In the 70s, sports made an appearance in handheld video games, like Mattel Electronics’ Baseball, Hockey, Football, and Basketball—mostly variations of the beeping dots design. Some of these were re-released in the early 2000s, so make sure you are truly buying a vintage 70s memory, if that’s what you’re looking for.
The Nintendo Game Boy, though more recent, must be included in a discussion of handheld video games. First released in 1989, Nintendo claims that the Game Boy has sold well over 150 million units.
The retro video game collecting market continues to grow year over year, according to Kohorst, so as you wade into the market, you’ll find plenty of other savvy buyers to compete with.

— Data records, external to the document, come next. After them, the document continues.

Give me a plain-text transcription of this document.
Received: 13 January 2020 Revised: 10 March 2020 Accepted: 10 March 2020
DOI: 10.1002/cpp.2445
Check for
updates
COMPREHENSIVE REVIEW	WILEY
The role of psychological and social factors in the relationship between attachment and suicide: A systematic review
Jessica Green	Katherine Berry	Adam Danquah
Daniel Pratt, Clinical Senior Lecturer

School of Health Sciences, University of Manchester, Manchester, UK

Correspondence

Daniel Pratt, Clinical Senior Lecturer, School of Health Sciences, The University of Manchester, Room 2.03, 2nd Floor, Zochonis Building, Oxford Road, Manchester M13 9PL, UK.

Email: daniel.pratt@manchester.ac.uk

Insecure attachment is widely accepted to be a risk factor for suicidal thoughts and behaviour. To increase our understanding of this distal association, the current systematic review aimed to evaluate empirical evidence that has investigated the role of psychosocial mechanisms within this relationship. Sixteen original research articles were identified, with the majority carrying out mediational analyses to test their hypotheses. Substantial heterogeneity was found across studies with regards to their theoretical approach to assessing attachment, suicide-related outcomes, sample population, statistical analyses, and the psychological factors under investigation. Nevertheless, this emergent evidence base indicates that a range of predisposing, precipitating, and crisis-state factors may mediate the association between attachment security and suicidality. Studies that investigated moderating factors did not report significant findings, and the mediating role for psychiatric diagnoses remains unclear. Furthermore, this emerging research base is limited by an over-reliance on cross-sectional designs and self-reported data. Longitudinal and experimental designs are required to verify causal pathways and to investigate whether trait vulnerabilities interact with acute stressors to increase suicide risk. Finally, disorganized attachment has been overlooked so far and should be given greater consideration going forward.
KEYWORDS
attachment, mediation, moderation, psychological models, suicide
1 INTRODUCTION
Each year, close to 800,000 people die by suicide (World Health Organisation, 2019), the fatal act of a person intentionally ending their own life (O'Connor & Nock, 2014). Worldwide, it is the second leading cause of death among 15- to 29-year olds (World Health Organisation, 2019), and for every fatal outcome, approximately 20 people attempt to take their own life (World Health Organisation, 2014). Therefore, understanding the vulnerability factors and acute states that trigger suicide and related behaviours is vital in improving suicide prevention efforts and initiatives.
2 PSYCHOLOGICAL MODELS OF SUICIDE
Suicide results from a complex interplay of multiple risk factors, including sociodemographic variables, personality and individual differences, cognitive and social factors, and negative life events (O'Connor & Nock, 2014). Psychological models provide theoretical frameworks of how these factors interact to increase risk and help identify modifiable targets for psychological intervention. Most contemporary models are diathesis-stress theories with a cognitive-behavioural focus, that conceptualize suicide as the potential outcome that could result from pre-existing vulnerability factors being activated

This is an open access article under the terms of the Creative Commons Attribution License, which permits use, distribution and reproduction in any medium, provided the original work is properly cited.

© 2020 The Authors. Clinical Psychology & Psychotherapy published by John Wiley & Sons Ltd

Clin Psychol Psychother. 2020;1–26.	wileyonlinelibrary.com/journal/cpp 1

New brick and mortar stores are popping up, but you can find retro and vintage video games just about anywhere, including estate sales, Facebook groups, or OfferUp, says Kohorst.
Kohorst expects vintage video game prices to continue increase. “For example, games that sold for $80 in 2014 are now selling for $150 today,” he says.

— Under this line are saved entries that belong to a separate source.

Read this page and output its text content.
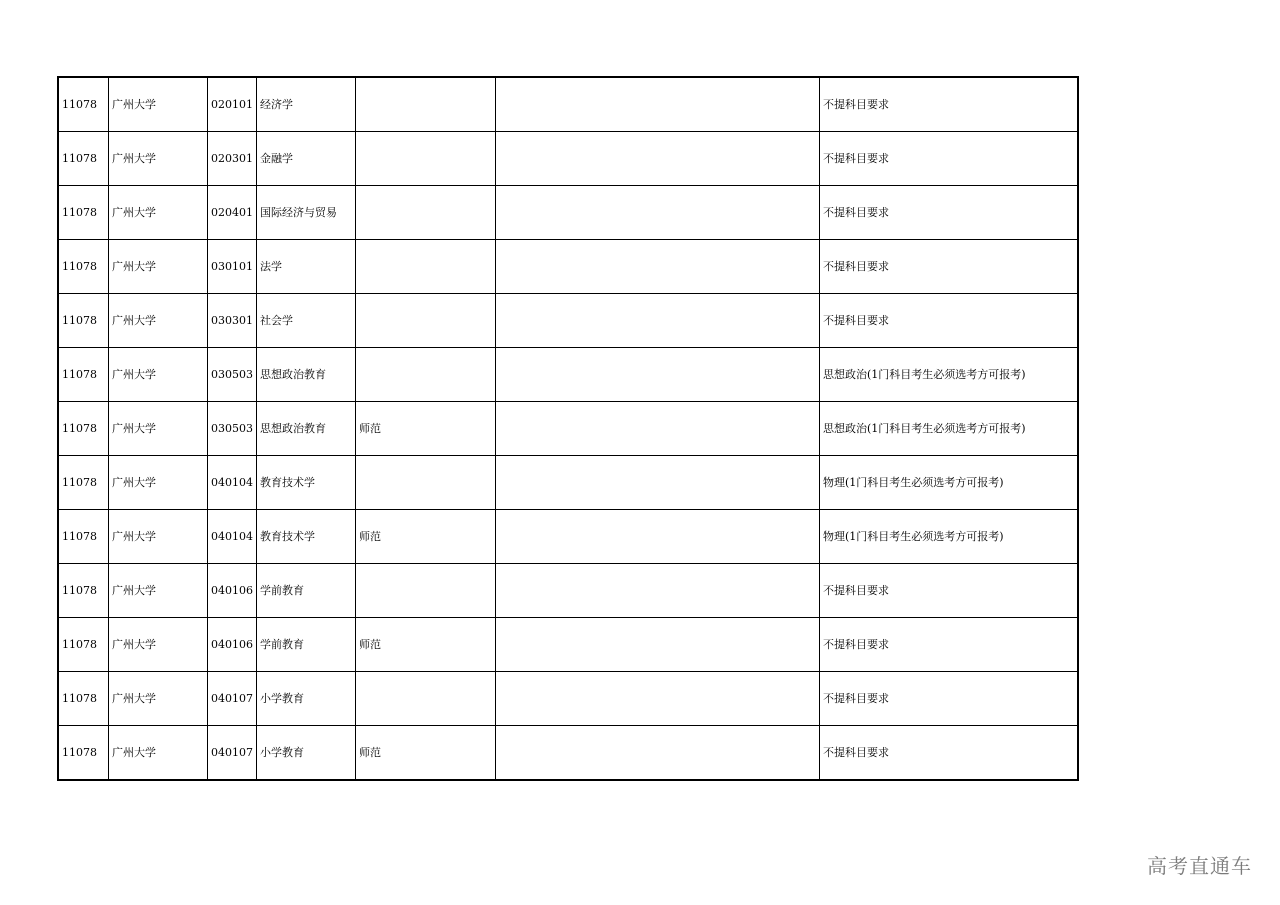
11078	广州大学	020101	经济学			不提科目要求
11078	广州大学	020301	金融学			不提科目要求
11078	广州大学	020401	国际经济与贸易			不提科目要求
11078	广州大学	030101	法学			不提科目要求
11078	广州大学	030301	社会学			不提科目要求
11078	广州大学	030503	思想政治教育			思想政治(1门科目考生必须选考方可报考)
11078	广州大学	030503	思想政治教育	师范		思想政治(1门科目考生必须选考方可报考)
11078	广州大学	040104	教育技术学			物理(1门科目考生必须选考方可报考)
11078	广州大学	040104	教育技术学	师范		物理(1门科目考生必须选考方可报考)
11078	广州大学	040106	学前教育			不提科目要求
11078	广州大学	040106	学前教育	师范		不提科目要求
11078	广州大学	040107	小学教育			不提科目要求
11078	广州大学	040107	小学教育	师范		不提科目要求
高考直通车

The retro gaming market is quite diverse, according to Alex Kohorst, gaming expert at the Retro Game & Toy Exchange in Renton, Washington. “It’s a common misconception that males play more games, but in reality there’s roughly a 50 /50 split among males and females,” said Kohorst. “For example, Original Nintendo (NES) gamers tend to be in the 30’s/40’s/50’s while gamers who play on the Nintendo Gamecube are more than likely to be in their 20’s or early 30’s. There is a definitely a nostalgia factor.”
What to look for
First, Kohorst advises vintage shoppers to decide whether they want a loose game (just a cartridge or disk) or a complete-in-box game that would include the manual. Complete games are anywhere from 20% – 400% more valuable, according to Kohorst.
Cartridges for many games can be found for as little as $1, so collectors can jump into the game at any price point. But Kohorst urges buyers to be wary of any deal that’s too good to be true. To find out if your game cartridge is authentic, Kohorst recommends using a security bit screwdriver to open the cartridge. This method, according to Kohorst, “can save someone from wasting $100 – $500 on a fake game.”